Mr. Peña Nieto and his team are properly cautious about triumph - since some party members, particularly former Governors, have built solidly bad reputations over corruption scandals, such as the former President of the PRI, Humberto Moreira, the former Governor of the northern State of Coahuila and the previous Governor of the State of Mexico, Arturo Montiel, who was accused of corruption during the 2006 PRI primaries for the presidential election.
After sometimes ill-mannered primary elections, Mexico’s ruling PAN (National Action Party) nominated Josefina Vazquez Mota, former Minister of Education as its presidential candidate. After 10 years of PAN governments and due to the current unsafe conditions of the country, it would not be surprising if voters go for a change in power. According to recent polls 65 per cent of Mexicans think that the country was heading in the wrong direction. The war on drugs, Mexico’s stagnation on human development, transparency, and competitiveness during Calderon’s presidency, will definitely weigh against Josefina Vazquez Mota.
The curious contender
After breaking the coalition with the PRI, the political party leaded by the powerful teacher’s union: “New Alliance” (PANAL) choose a candidate for president named Gabriel Quadri. An ecologist and businessman with no political experience, Quadri was chosen after having few drinks and jokes with some friends of the PANAL. He accepted to run for president by a political party that has been criticized not only for been just for the interests of Union’s leader Elba Esther Gordillo but also for using public funding for political campaigns.

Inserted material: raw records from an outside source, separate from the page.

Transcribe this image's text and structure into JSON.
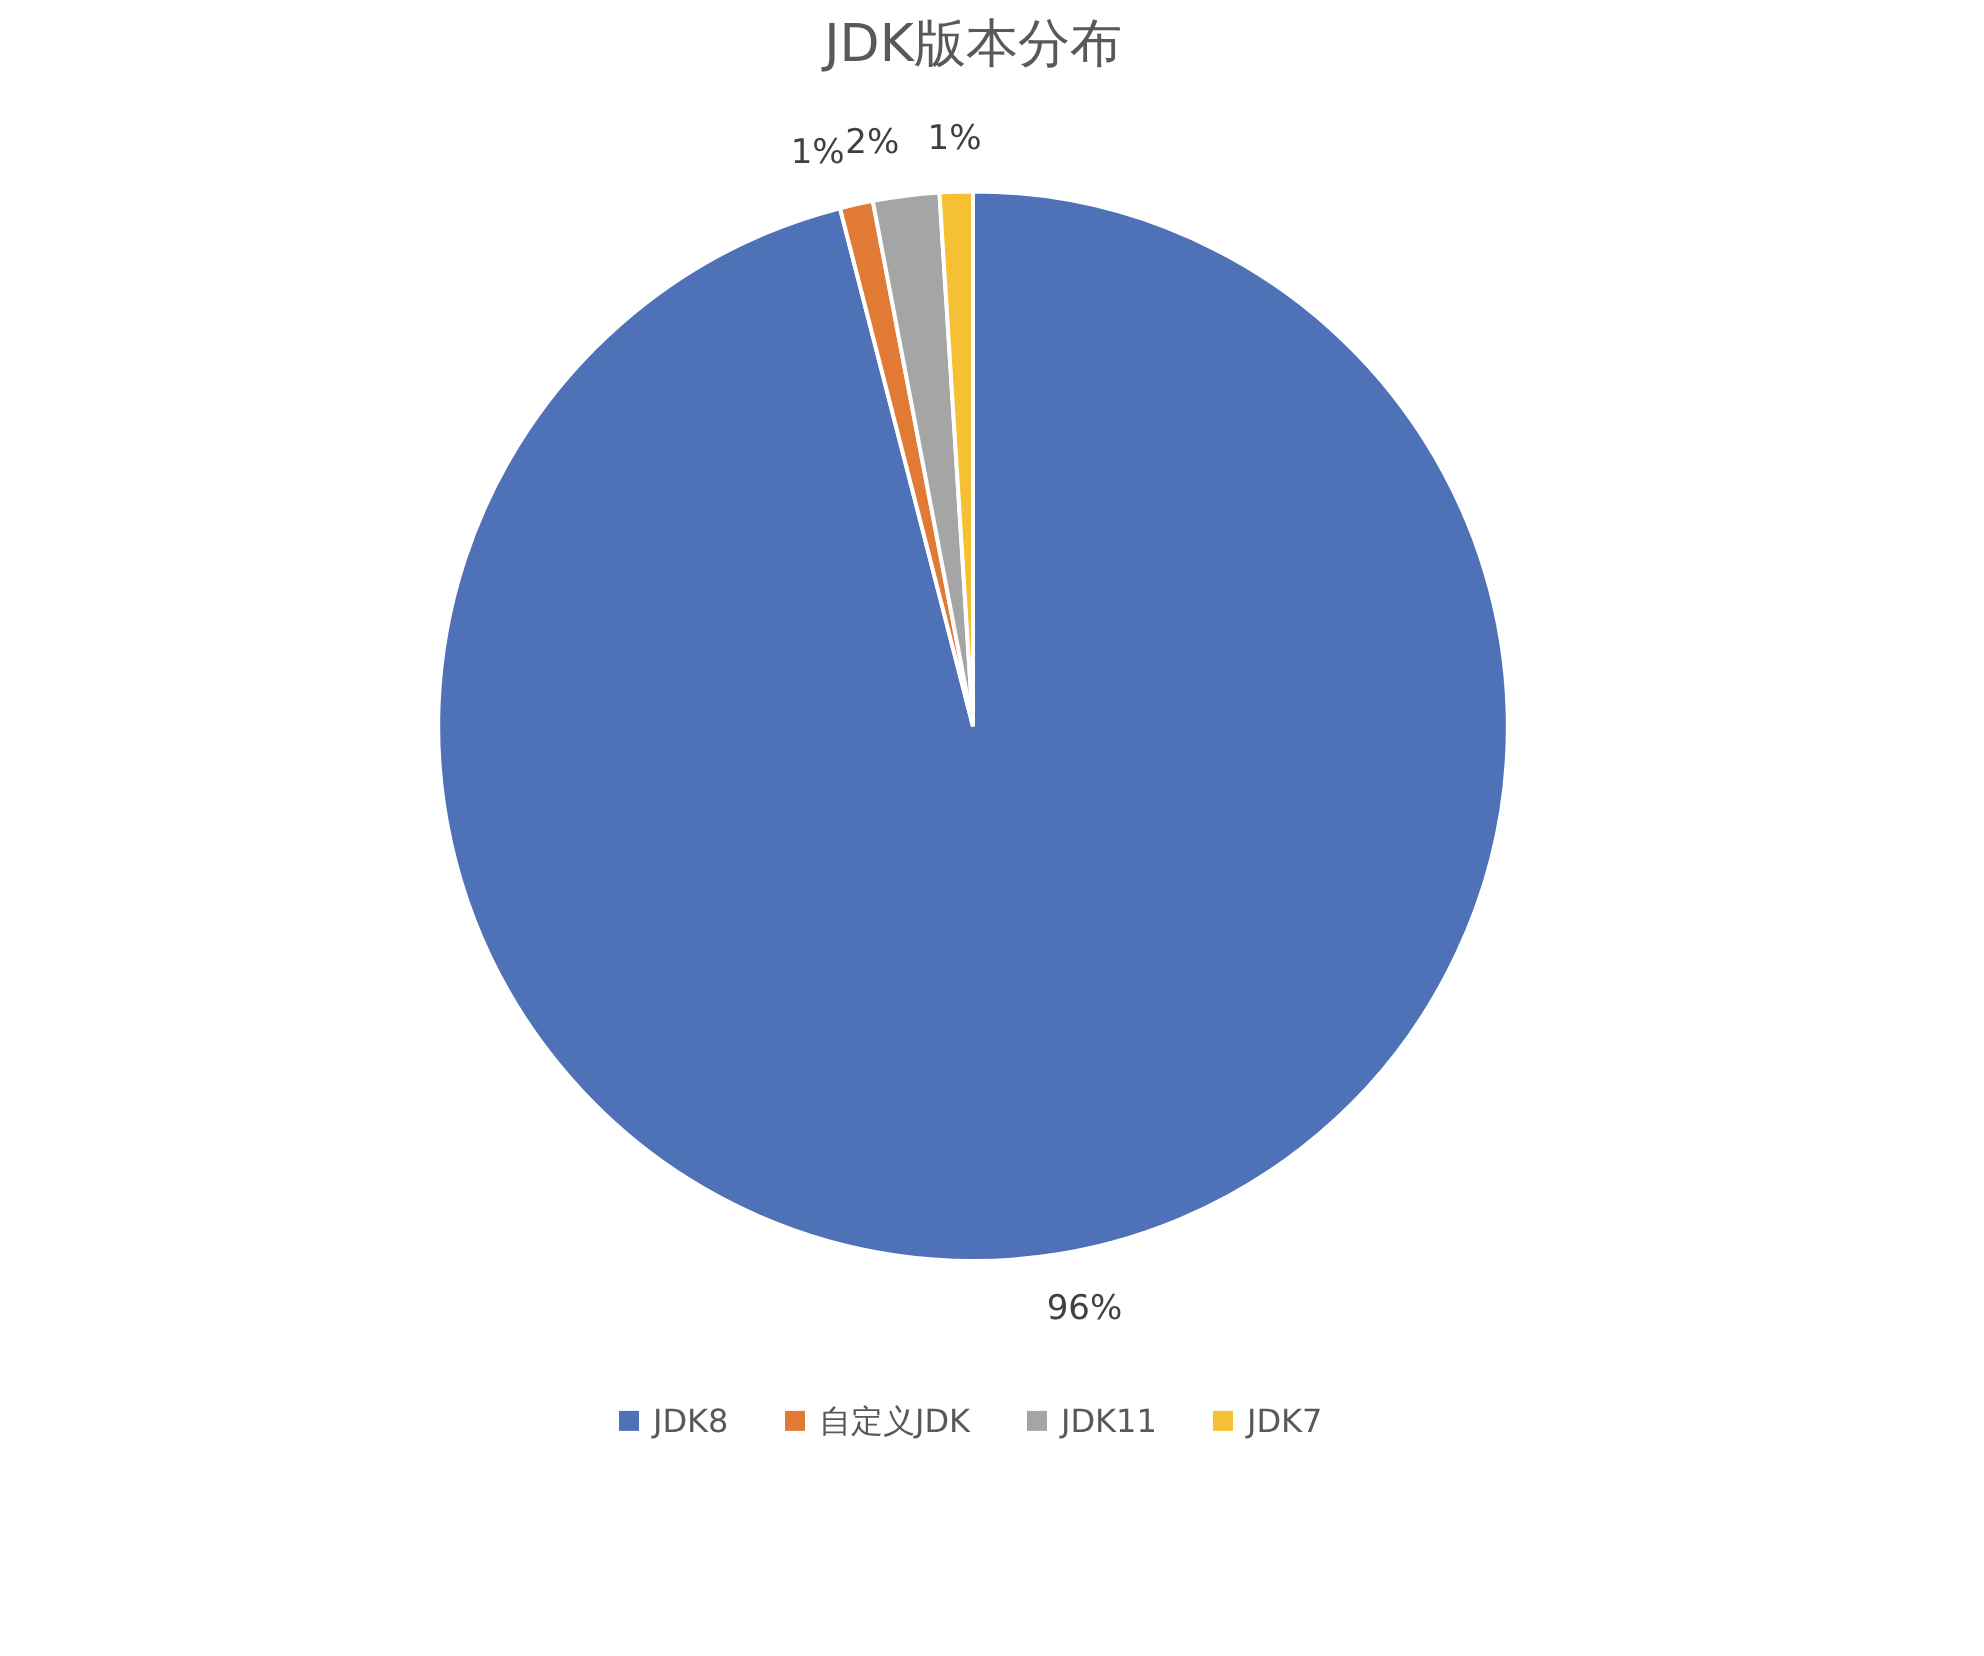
{
  "chart_data": {
    "type": "pie",
    "title": "JDK版本分布",
    "categories": [
      "JDK8",
      "自定义JDK",
      "JDK11",
      "JDK7"
    ],
    "values": [
      96,
      1,
      2,
      1
    ],
    "colors": [
      "#4e71b8",
      "#e07a35",
      "#a5a5a5",
      "#f5c033"
    ],
    "value_labels": [
      "96%",
      "1%",
      "2%",
      "1%"
    ],
    "legend": "bottom"
  }
}
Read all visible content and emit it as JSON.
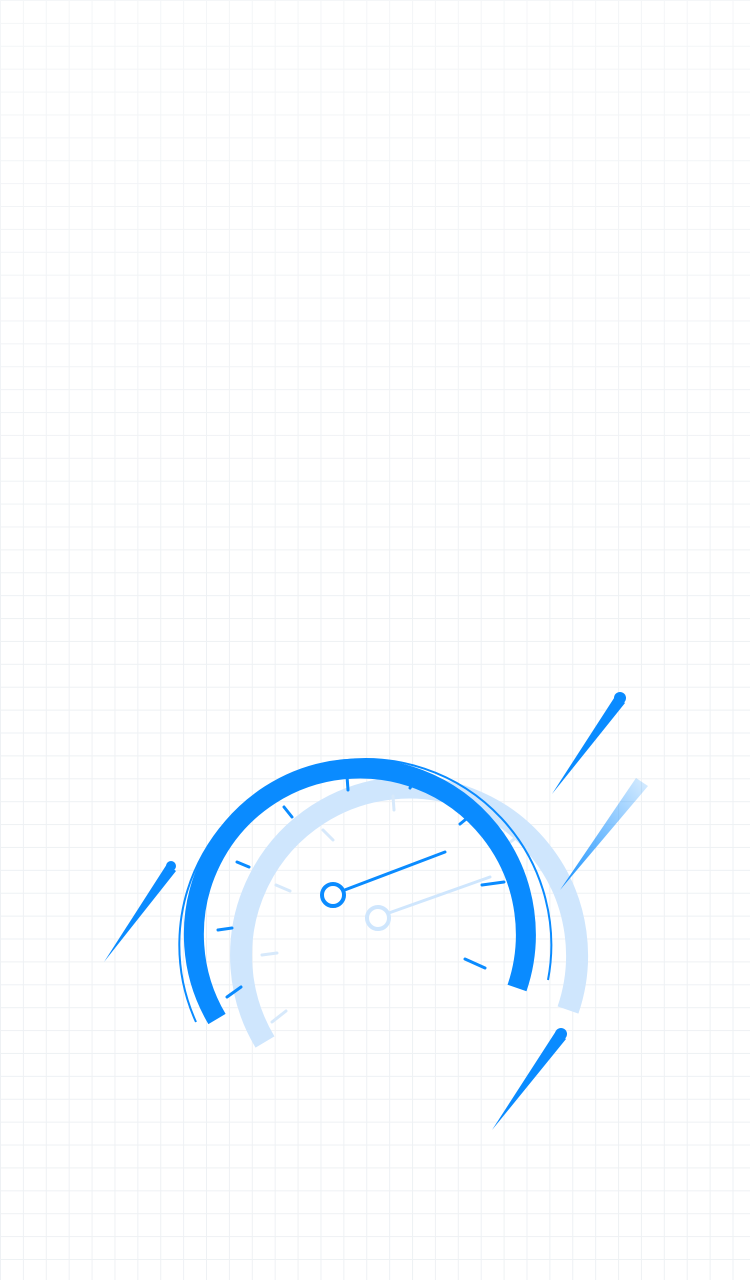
{
  "screen": {
    "background": "#ffffff",
    "grid_color": "#eef1f4"
  },
  "illustration": {
    "icon": "speedometer-icon",
    "accent_color": "#0a8bff",
    "accent_light_color": "#cfe6fd",
    "speed_lines": 4
  }
}
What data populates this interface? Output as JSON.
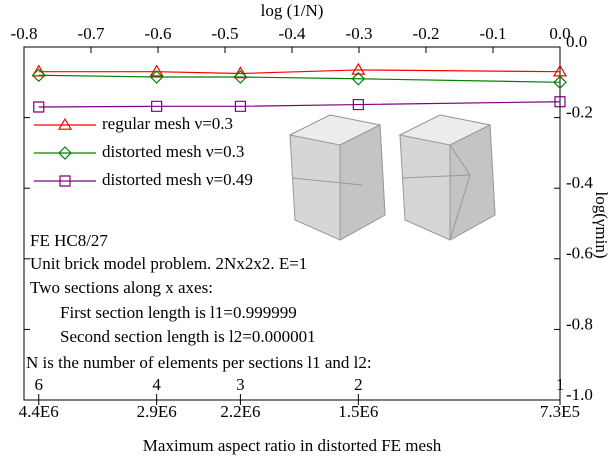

There are many issues to consider for the upcoming presidential election in Mexico. In terms of domestic politics Mexican voters will demand from candidates:
1) A clear message on how to stop drug-trafficking violence. (According to a recent nationwide poll eight out of 10 Mexicans considered that violence worsened during last year);
2) A firm answer on job creation (particularly for the new 10 million young voters);
3) A solid proposal to stop criminal impunity in Mexico not only for the acts of drug cartels but for those of other types of cartel (private oligarchies) which seem to be unstoppable.
Additionally, three main international events will most likely have a certain impact on the campaign trail:
1) The US Presidential election and what candidates propose regarding immigration regulation and cooperation in drug-related issues;
2) The uncertainties of the global economy and the effect on jobs;
3) The impact of international activism by social movements such as Occupy Wall Street on young Mexican voters and social movements.
In conclusion, Mexico is entering its third authentic competitive presidential election in history, which will not only test Mexican institutions but the democratic spirit of millions of voters who will decide whether or not the democratic transition can be completed this time in peace.